Why We Eat Animals for Our Consumption

Why We Eat Animals for Our Consumption

Diana Burbano, a Colombian immigrant and punk rock playwright, is always true to herself. She’s been a feminist, a writer, and a vegan for three decades. She writes about food, feminism, and sex. She runs a non-profit organization for sex workers in Medellin, Colombia. She loves to travel, and has lived in New York City, San Francisco, Los Angeles, and Bogota. She hopes to travel to every South American country and write stories about all of them.

There has, for ages, been a cultural conversation about eating meat in general and specifically about the slaughter of animals for consumption, often referred to as “de-faunation”.

The concept of de-faunation is controversial. People who do not eat meat may feel uncomfortable. Many believe that, with the rise of the vegan lifestyle, it is the responsibility of the eating animal to eliminate or reduce its consumption. Many argue that meat consumption results in the deaths of billions of animals per year, and that eating animal flesh is inherently cruel to animals.

As a vegan, I don’t have any interest in eating meat. I’m not here to convince anyone to change their dietary habits. I’m not here to argue that eating meat is a great idea, or that we need to eliminate meat. When it comes to de-faunation, I’m interested in how, in a time where many cultures are becoming more environmentally conscious, animals are still targeted, slaughtered, and killed in shocking ways, mostly for its consumption.

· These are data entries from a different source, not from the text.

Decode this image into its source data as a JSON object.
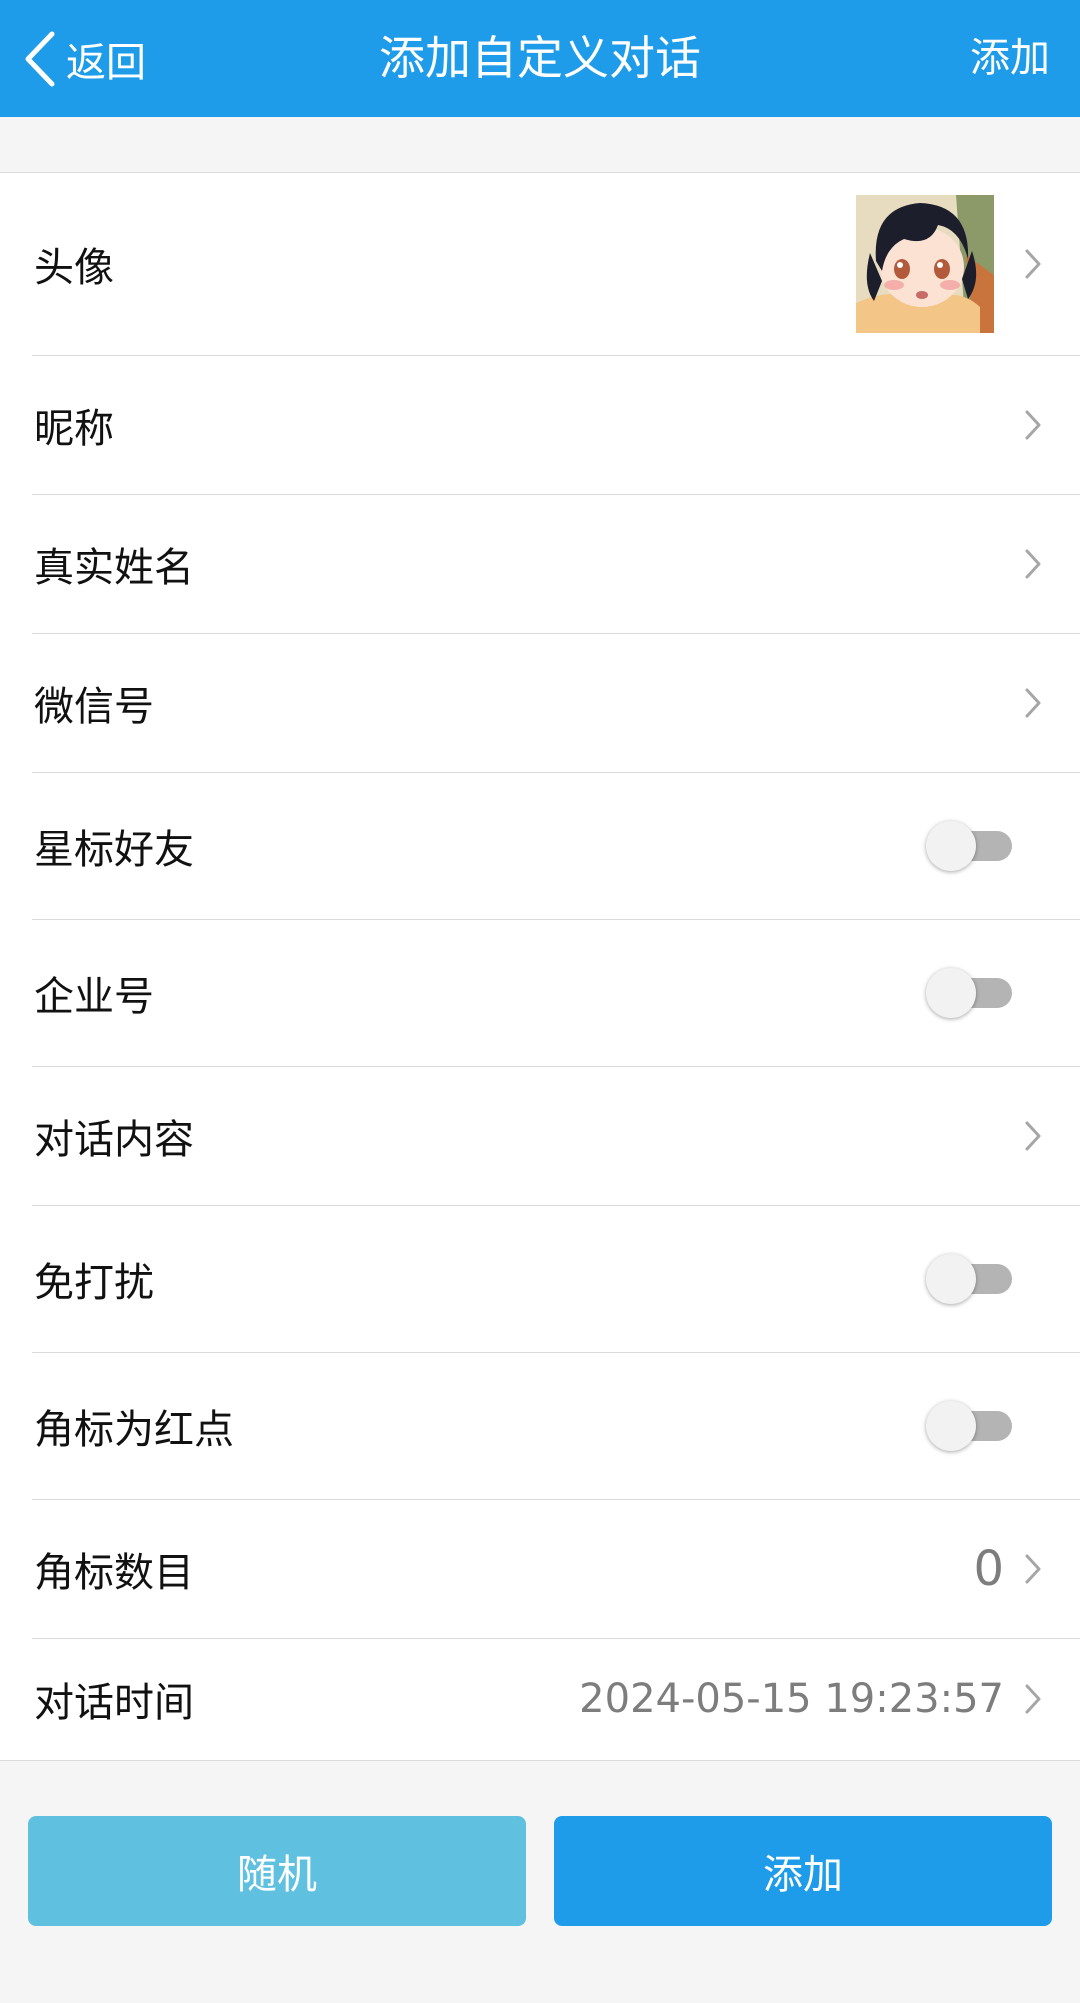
{
  "nav": {
    "back_label": "返回",
    "title": "添加自定义对话",
    "action_label": "添加",
    "color": "#1e9be9"
  },
  "rows": {
    "avatar": {
      "label": "头像"
    },
    "nickname": {
      "label": "昵称"
    },
    "real_name": {
      "label": "真实姓名"
    },
    "wechat_id": {
      "label": "微信号"
    },
    "star_friend": {
      "label": "星标好友",
      "enabled": false
    },
    "enterprise": {
      "label": "企业号",
      "enabled": false
    },
    "dialog_content": {
      "label": "对话内容"
    },
    "do_not_disturb": {
      "label": "免打扰",
      "enabled": false
    },
    "badge_red_dot": {
      "label": "角标为红点",
      "enabled": false
    },
    "badge_count": {
      "label": "角标数目",
      "value": "0"
    },
    "dialog_time": {
      "label": "对话时间",
      "value": "2024-05-15 19:23:57"
    }
  },
  "buttons": {
    "random_label": "随机",
    "add_label": "添加",
    "random_color": "#5fc0e0",
    "add_color": "#1e9be9"
  }
}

To those of my vegan friends who would argue that we should kill meat and that animals should be treated more humanely, I say that killing food animals is not good or wrong. It’s a necessary process when you don’t have an alternative source of protein. It’s also part of our culture. We eat meat because it is delicious and delicious food is delicious.

I want to talk about one of those delicious, delicious animals that I was raised eating, and how many of us grow up eating in a culture of meat, from our family table to that of a restaurant we’re not visiting to eat because it’s delicious.